ターゲットを絞って集客することで支出を抑えることができ、より効果的な広告方法に特化することも可能です。
継続的な集客を心がけましょう。
(4)既存患者との密接なコミュニケーション
患者さんとしっかりとコミュニケーションを取り、信頼を深めていくことがリピーター獲得にとって大きなポイントです。
施術だけではなく、普段の生活で患部に効果がある運動などちょっとしたアドバイスを行っていると、信頼関係を深める要因となります。

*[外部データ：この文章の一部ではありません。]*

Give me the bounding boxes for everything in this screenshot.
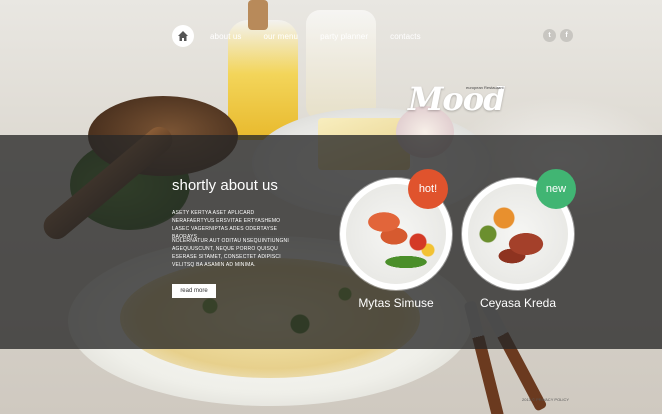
twitter-icon[interactable]: t [543, 29, 556, 42]
nav-contacts[interactable]: contacts [390, 32, 421, 41]
home-icon [178, 31, 188, 41]
nav-about-us[interactable]: about us [210, 32, 242, 41]
dish-name[interactable]: Mytas Simuse [340, 296, 452, 310]
footer: 2013 © PRIVACY POLICY [522, 397, 569, 402]
social-links: t f [543, 29, 573, 42]
logo[interactable]: european Restaurant Mood [408, 80, 505, 118]
hot-badge: hot! [408, 169, 448, 209]
nav-our-menu[interactable]: our menu [264, 32, 299, 41]
about-paragraph: NOLERNATUR AUT ODITAU NSEQUINTIUNGNI AGE… [172, 238, 289, 268]
facebook-icon[interactable]: f [560, 29, 573, 42]
logo-tagline: european Restaurant [466, 85, 504, 90]
home-button[interactable] [172, 25, 194, 47]
privacy-policy-link[interactable]: PRIVACY POLICY [536, 397, 569, 402]
about-heading: shortly about us [172, 177, 278, 194]
copyright: 2013 © [522, 397, 535, 402]
new-badge: new [536, 169, 576, 209]
nav-party-planner[interactable]: party planner [320, 32, 368, 41]
main-nav: about us our menu party planner contacts [172, 24, 443, 48]
read-more-button[interactable]: read more [172, 284, 216, 298]
dish-name[interactable]: Ceyasa Kreda [462, 296, 574, 310]
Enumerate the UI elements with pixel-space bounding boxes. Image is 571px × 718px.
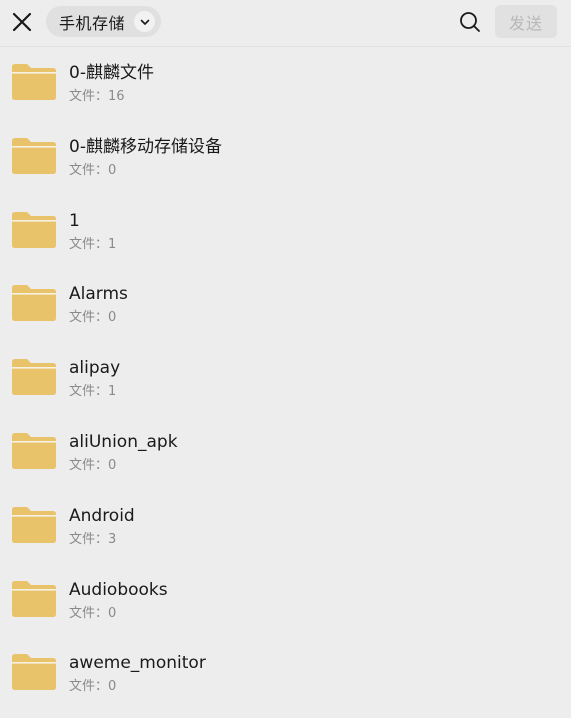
file-count: 文件：1: [69, 236, 117, 252]
file-count: 文件：0: [69, 310, 117, 326]
file-name: Audiobooks: [69, 579, 168, 600]
storage-selector[interactable]: 手机存储: [46, 6, 161, 37]
list-item[interactable]: 1 文件：1: [0, 195, 571, 269]
list-item[interactable]: aliUnion_apk 文件：0: [0, 416, 571, 490]
folder-icon: [12, 211, 56, 248]
folder-icon: [12, 64, 56, 100]
list-item[interactable]: Alarms 文件：0: [0, 268, 571, 342]
send-button[interactable]: 发送: [495, 5, 557, 38]
file-count: 文件：1: [69, 384, 117, 400]
file-name: Alarms: [69, 284, 128, 305]
file-name: 0-麒麟文件: [69, 63, 154, 83]
file-name: 0-麒麟移动存储设备: [69, 136, 222, 157]
file-count: 文件：0: [69, 679, 117, 695]
folder-icon: [12, 580, 56, 617]
top-bar: 手机存储 发送: [0, 0, 571, 47]
folder-icon: [12, 137, 56, 174]
list-item[interactable]: Android 文件：3: [0, 490, 571, 564]
file-name: aliUnion_apk: [69, 431, 178, 452]
file-count: 文件：3: [69, 531, 117, 547]
list-item[interactable]: alipay 文件：1: [0, 342, 571, 416]
folder-icon: [12, 359, 56, 396]
list-item[interactable]: 0-麒麟文件 文件：16: [0, 47, 571, 121]
file-count: 文件：16: [69, 89, 125, 104]
file-list: 0-麒麟文件 文件：16 0-麒麟移动存储设备 文件：0 1 文件：1 Alar…: [0, 47, 571, 711]
folder-icon: [12, 285, 56, 322]
file-name: alipay: [69, 358, 121, 379]
search-button[interactable]: [457, 9, 483, 35]
close-icon: [12, 12, 32, 32]
search-icon: [460, 12, 480, 32]
file-count: 文件：0: [69, 605, 117, 621]
folder-icon: [12, 432, 56, 469]
file-count: 文件：0: [69, 162, 117, 178]
list-item[interactable]: 0-麒麟移动存储设备 文件：0: [0, 121, 571, 195]
storage-label: 手机存储: [59, 13, 126, 33]
list-item[interactable]: Audiobooks 文件：0: [0, 564, 571, 638]
file-count: 文件：0: [69, 457, 117, 473]
file-name: Android: [69, 505, 135, 526]
close-button[interactable]: [9, 8, 35, 36]
file-name: 1: [69, 210, 80, 231]
folder-icon: [12, 654, 56, 691]
chevron-down-icon: [134, 11, 155, 32]
list-item[interactable]: aweme_monitor 文件：0: [0, 637, 571, 711]
folder-icon: [12, 506, 56, 543]
file-name: aweme_monitor: [69, 653, 206, 674]
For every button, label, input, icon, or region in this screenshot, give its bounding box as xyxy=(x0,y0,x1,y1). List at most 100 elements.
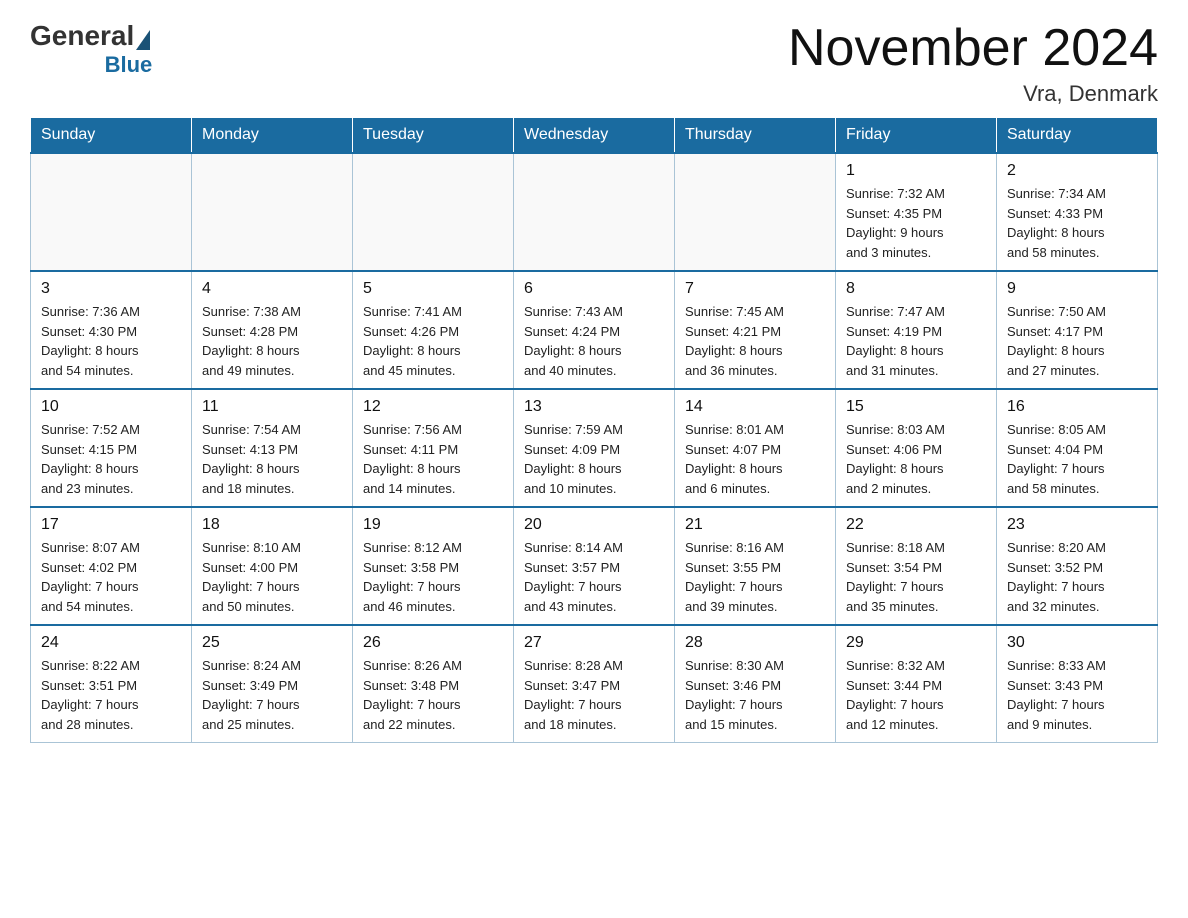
calendar-cell: 27Sunrise: 8:28 AMSunset: 3:47 PMDayligh… xyxy=(514,625,675,743)
weekday-header-tuesday: Tuesday xyxy=(353,118,514,154)
calendar-cell xyxy=(514,153,675,271)
weekday-header-saturday: Saturday xyxy=(997,118,1158,154)
day-info: Sunrise: 8:32 AMSunset: 3:44 PMDaylight:… xyxy=(846,656,986,734)
day-info: Sunrise: 7:34 AMSunset: 4:33 PMDaylight:… xyxy=(1007,184,1147,262)
day-number: 1 xyxy=(846,162,986,180)
page-header: General Blue November 2024 Vra, Denmark xyxy=(30,20,1158,107)
day-number: 20 xyxy=(524,516,664,534)
calendar-week-row: 24 Sunrise: 8:22 AMSunset: 3:51 PMDayligh… xyxy=(31,625,1158,743)
day-number: 7 xyxy=(685,280,825,298)
day-info: Sunrise: 8:16 AMSunset: 3:55 PMDaylight:… xyxy=(685,538,825,616)
day-number: 30 xyxy=(1007,634,1147,652)
day-info: Sunrise: 7:45 AMSunset: 4:21 PMDaylight:… xyxy=(685,302,825,380)
day-info: Sunrise: 7:47 AMSunset: 4:19 PMDaylight:… xyxy=(846,302,986,380)
location-label: Vra, Denmark xyxy=(788,81,1158,107)
calendar-cell: 23 Sunrise: 8:20 AMSunset: 3:52 PMDayligh… xyxy=(997,507,1158,625)
day-info: Sunrise: 7:59 AMSunset: 4:09 PMDaylight:… xyxy=(524,420,664,498)
calendar-cell: 14 Sunrise: 8:01 AMSunset: 4:07 PMDayligh… xyxy=(675,389,836,507)
day-info: Sunrise: 7:32 AMSunset: 4:35 PMDaylight:… xyxy=(846,184,986,262)
day-number: 28 xyxy=(685,634,825,652)
calendar-cell: 10 Sunrise: 7:52 AMSunset: 4:15 PMDayligh… xyxy=(31,389,192,507)
calendar-cell: 11Sunrise: 7:54 AMSunset: 4:13 PMDayligh… xyxy=(192,389,353,507)
calendar-cell: 15 Sunrise: 8:03 AMSunset: 4:06 PMDayligh… xyxy=(836,389,997,507)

既存顧客はリピーターになるだけではなく口コミや評判を広めてくれる存在ともなるでしょう。
既存顧客をないがしろにしてしまうと評判が落ちてしまい、周りに悪影響となってしまいます。
既存患者との密接なコミュニケーションを心がけましょう。
まとめ
整骨院の開業について解説しました。
開業に関するさまざまな届け出が必要で、手順も簡単ではありません。
スケジュールをしっかりと組んでおくことが必要ですが、フランチャイズだと、さまざまな本部のサポートを受けることが可能で開業に向けた手続きサポートも行います。
柔道整復師としての経験も浅く、開業に関してサポートを受けたいと考える方はフランチャイズに加盟しての開業も効果的といえるでしょう。